Besteht somit nach dem Grundsatz »Pacta sunt servanda« (Verträge sind einzuhalten) ein Rechtsanspruch auf Bonuszahlungen, selbst wenn ein Unternehmen ohne staatliche Hilfen zahlungsunfähig geworden wäre? Bundeskanzlerin Merkel hat dazu - weniger juristisch fundiert als ethisch nachvollziehbar - angemerkt, daß Boni ursprünglich für wirtschaftliche Erfolge ausgesetzt worden sind, nicht für Mißerfolge.

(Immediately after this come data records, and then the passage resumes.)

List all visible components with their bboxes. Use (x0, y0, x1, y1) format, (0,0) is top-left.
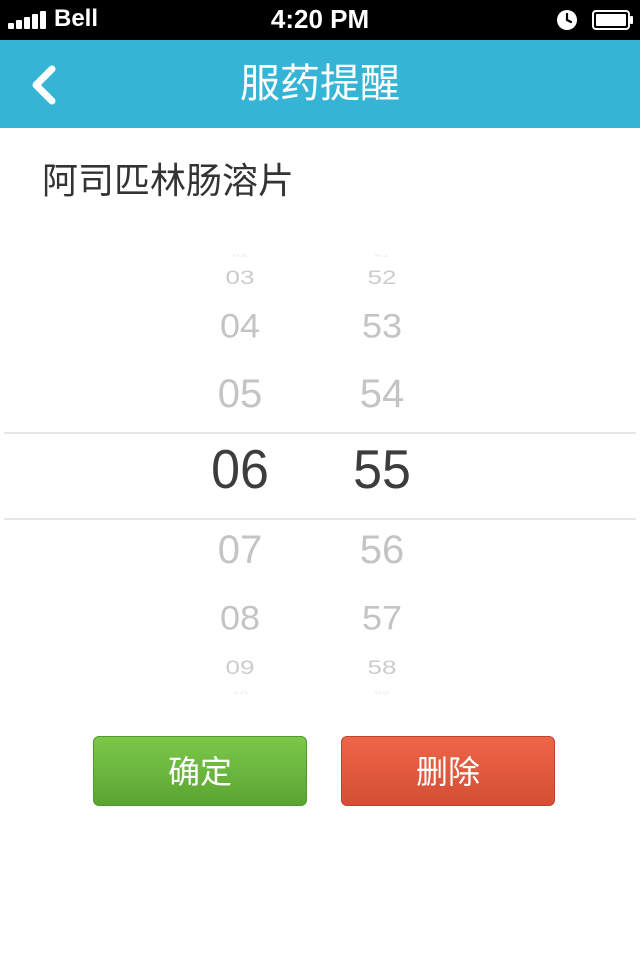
status-time: 4:20 PM (270, 4, 370, 34)
confirm-button[interactable]: 确定 (93, 736, 307, 806)
minute-option-58[interactable]: 58 (322, 657, 442, 677)
selection-line-top (4, 432, 636, 434)
hour-option-04[interactable]: 04 (180, 308, 300, 343)
hour-option-10[interactable]: 10 (180, 691, 300, 696)
action-buttons: 确定 删除 (0, 736, 640, 808)
time-picker[interactable]: 02 03 04 05 06 07 08 09 10 51 52 53 54 55 56 57 58 59 (0, 250, 640, 700)
battery-icon (592, 10, 633, 30)
nav-bar: 服药提醒 (0, 40, 640, 128)
minute-option-57[interactable]: 57 (322, 600, 442, 635)
hour-option-06[interactable]: 06 (180, 443, 300, 498)
minute-option-52[interactable]: 52 (322, 267, 442, 287)
minute-option-51[interactable]: 51 (322, 253, 442, 258)
status-bar: Bell 4:20 PM (0, 0, 640, 40)
hour-wheel[interactable]: 02 03 04 05 06 07 08 09 10 (180, 250, 300, 700)
minute-wheel[interactable]: 51 52 53 54 55 56 57 58 59 (322, 250, 442, 700)
hour-option-02[interactable]: 02 (180, 253, 300, 258)
minute-option-55[interactable]: 55 (322, 443, 442, 498)
hour-option-08[interactable]: 08 (180, 600, 300, 635)
page-title: 服药提醒 (240, 61, 400, 107)
hour-option-03[interactable]: 03 (180, 267, 300, 287)
minute-option-56[interactable]: 56 (322, 530, 442, 570)
hour-option-07[interactable]: 07 (180, 530, 300, 570)
minute-option-53[interactable]: 53 (322, 308, 442, 343)
alarm-icon (557, 10, 577, 30)
minute-option-59[interactable]: 59 (322, 691, 442, 696)
hour-option-09[interactable]: 09 (180, 657, 300, 677)
delete-button[interactable]: 删除 (341, 736, 555, 806)
selection-line-bottom (4, 518, 636, 520)
minute-option-54[interactable]: 54 (322, 374, 442, 414)
hour-option-05[interactable]: 05 (180, 374, 300, 414)
medication-name: 阿司匹林肠溶片 (42, 161, 295, 202)
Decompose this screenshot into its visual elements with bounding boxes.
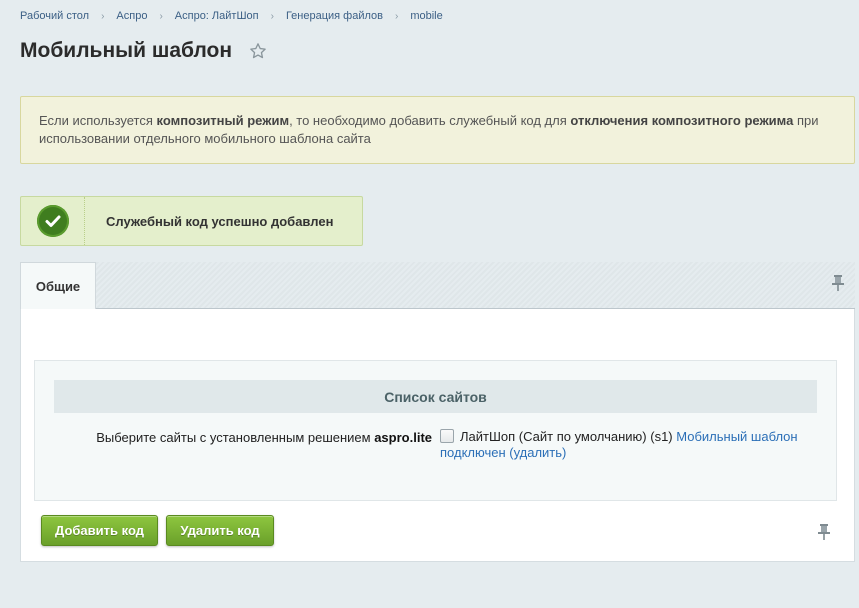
breadcrumb-item-mobile[interactable]: mobile	[410, 10, 442, 22]
notice-text-1: Если используется	[39, 113, 157, 128]
site-option: ЛайтШоп (Сайт по умолчанию) (s1) Мобильн…	[440, 429, 820, 461]
solution-name: aspro.lite	[374, 430, 432, 445]
breadcrumb-item-liteshop[interactable]: Аспро: ЛайтШоп	[175, 10, 259, 22]
breadcrumb-item-desktop[interactable]: Рабочий стол	[20, 10, 89, 22]
sites-label-text: Выберите сайты с установленным решением	[96, 430, 375, 445]
notice-text-2: , то необходимо добавить служебный код д…	[289, 113, 571, 128]
check-circle-icon	[36, 205, 69, 237]
notice-bold-composite-mode: композитный режим	[156, 113, 290, 128]
breadcrumb-item-file-generation[interactable]: Генерация файлов	[286, 10, 383, 22]
composite-mode-notice: Если используется композитный режим, то …	[20, 96, 855, 164]
site-name: ЛайтШоп (Сайт по умолчанию) (s1)	[460, 429, 673, 444]
title-row: Мобильный шаблон	[20, 39, 267, 63]
breadcrumb-separator: ›	[395, 10, 399, 22]
pin-icon[interactable]	[817, 523, 831, 541]
breadcrumb-separator: ›	[270, 10, 274, 22]
success-message: Служебный код успешно добавлен	[20, 196, 363, 246]
success-icon-wrap	[21, 197, 85, 245]
success-text: Служебный код успешно добавлен	[106, 213, 334, 229]
star-icon[interactable]	[249, 42, 267, 60]
tab-bar: Общие	[20, 262, 855, 309]
breadcrumb-separator: ›	[101, 10, 105, 22]
breadcrumb-separator: ›	[159, 10, 163, 22]
breadcrumb: Рабочий стол › Аспро › Аспро: ЛайтШоп › …	[20, 10, 443, 22]
add-code-button[interactable]: Добавить код	[41, 515, 158, 546]
sites-field-label: Выберите сайты с установленным решением …	[35, 430, 432, 445]
sites-section: Список сайтов Выберите сайты с установле…	[34, 360, 837, 501]
page-title: Мобильный шаблон	[20, 39, 233, 62]
tab-panel-general: Список сайтов Выберите сайты с установле…	[20, 309, 855, 562]
delete-code-button[interactable]: Удалить код	[166, 515, 274, 546]
tab-general[interactable]: Общие	[20, 262, 96, 309]
breadcrumb-item-aspro[interactable]: Аспро	[116, 10, 147, 22]
sites-section-heading: Список сайтов	[54, 380, 817, 413]
notice-bold-disable-composite: отключения композитного режима	[570, 113, 794, 128]
pin-icon[interactable]	[831, 274, 845, 292]
site-checkbox[interactable]	[440, 429, 454, 443]
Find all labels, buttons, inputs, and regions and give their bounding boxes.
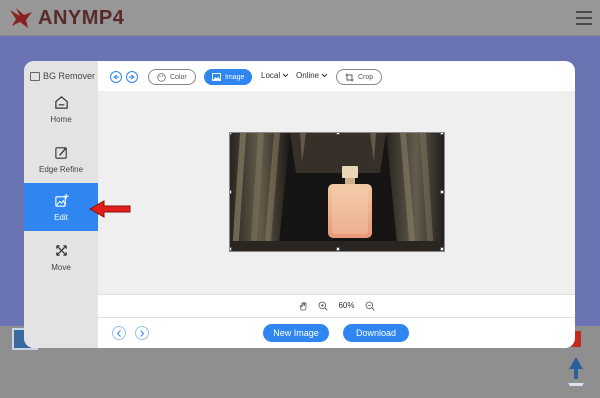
new-image-button[interactable]: New Image [263, 324, 329, 342]
sidebar-item-move[interactable]: Move [24, 233, 98, 281]
move-icon [55, 244, 67, 256]
redo-icon [129, 74, 135, 80]
home-icon [54, 95, 68, 109]
image-icon [212, 73, 221, 81]
resize-handle[interactable] [230, 190, 232, 194]
sidebar-item-label: Edit [54, 212, 68, 222]
zoom-out-icon[interactable] [365, 301, 375, 311]
chevron-down-icon [321, 73, 328, 78]
local-dropdown-label: Local [261, 71, 281, 80]
edit-image-icon [54, 193, 69, 207]
color-button-label: Color [170, 73, 187, 81]
crop-icon [345, 73, 354, 81]
next-button[interactable] [135, 326, 149, 340]
sidebar-title: BG Remover [30, 71, 95, 81]
crop-button[interactable]: Crop [336, 69, 383, 85]
hand-pan-icon[interactable] [298, 301, 308, 311]
image-icon [30, 71, 40, 81]
crop-button-label: Crop [358, 73, 374, 81]
image-button[interactable]: Image [204, 69, 253, 85]
resize-handle[interactable] [230, 133, 232, 135]
sidebar-title-text: BG Remover [43, 71, 96, 81]
background-tool-icon [568, 357, 584, 386]
product-image[interactable] [229, 132, 445, 252]
online-dropdown-label: Online [296, 71, 320, 80]
resize-handle[interactable] [440, 247, 444, 251]
zoom-in-icon[interactable] [318, 301, 329, 311]
site-header: ANYMP4 [0, 0, 600, 36]
resize-handle[interactable] [336, 133, 340, 135]
download-button[interactable]: Download [343, 324, 409, 342]
sidebar-item-home[interactable]: Home [24, 85, 98, 133]
menu-icon[interactable] [576, 11, 592, 25]
edge-refine-icon [54, 146, 67, 159]
undo-button[interactable] [110, 71, 122, 83]
resize-handle[interactable] [440, 190, 444, 194]
perfume-photo [230, 133, 444, 251]
zoom-bar: 60% [98, 294, 575, 316]
resize-handle[interactable] [440, 133, 444, 135]
resize-handle[interactable] [336, 247, 340, 251]
online-dropdown[interactable]: Online [296, 71, 328, 80]
logo-bird-icon [10, 8, 32, 28]
palette-icon [157, 72, 166, 82]
sidebar-item-label: Edge Refine [38, 164, 84, 174]
sidebar-item-edit[interactable]: Edit [24, 183, 98, 231]
previous-button[interactable] [112, 326, 126, 340]
editing-canvas[interactable] [98, 91, 575, 294]
chevron-down-icon [282, 73, 289, 78]
sidebar-item-label: Home [50, 114, 72, 124]
chevron-left-icon [116, 329, 121, 337]
zoom-level: 60% [338, 301, 355, 310]
logo-text: ANYMP4 [38, 6, 125, 29]
sidebar: BG Remover Home Edge Refine Edit Move [24, 61, 98, 348]
sidebar-item-label: Move [51, 262, 71, 272]
modal-footer: New Image Download [98, 317, 575, 348]
chevron-right-icon [140, 329, 145, 337]
redo-button[interactable] [126, 71, 138, 83]
local-dropdown[interactable]: Local [261, 71, 289, 80]
sidebar-item-edge-refine[interactable]: Edge Refine [24, 135, 98, 183]
image-button-label: Image [225, 73, 245, 81]
annotation-arrow-icon [88, 200, 131, 218]
resize-handle[interactable] [230, 247, 232, 251]
color-button[interactable]: Color [148, 69, 196, 85]
toolbar: Color Image Local Online Crop [98, 61, 575, 91]
undo-icon [113, 74, 119, 80]
site-logo[interactable]: ANYMP4 [8, 6, 124, 30]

Nun enthält das Bürgerliche Gesetzbuch im zweiten Buch über das Recht der Schuldverhältnisse einen Paragrafen zum Grundsatz von Treu und Glauben im Wirtschaftswesen, und der scheint weder den diskutierenden Politikern, Managern und betroffenen Bürgern noch den beratenden Juristen bekannt zu sein. In § 242 BGB heißt es: »Der Schuldner ist verpflichtet, die Leistung so zu bewirken, wie Treu und Glauben mit Rücksicht auf die Verkehrssitte es erfordern.«
Das bedeutet, daß Verträgen auch ohne eine konkrete Vereinbarung eine sogenannte Clausula rebus sic stantibus innewohnt, was zu Deutsch heißt: Bei einer wesentlichen Änderung der Umstände, die für den Vollzug eines Vertrages entscheidend sind, kann die Geschäftsgrundlage gravierend gestört sein oder sogar entfallen, so daß der Vertrag modifiziert oder aufgelöst werden darf. Diese vom Reichsgericht seit 1920 zum »Wegfall der Geschäftsgrundlage« in die Rechtsprechung übernommenen Grundsätze sind 2002 im Rahmen der Reform des Schuldrechts mit dem § 313 BGB Gesetz geworden. Die Details und genaueren Bedingungen sind in jedem Kommentar zum Bürgerlichen Gesetzbuch nachzulesen.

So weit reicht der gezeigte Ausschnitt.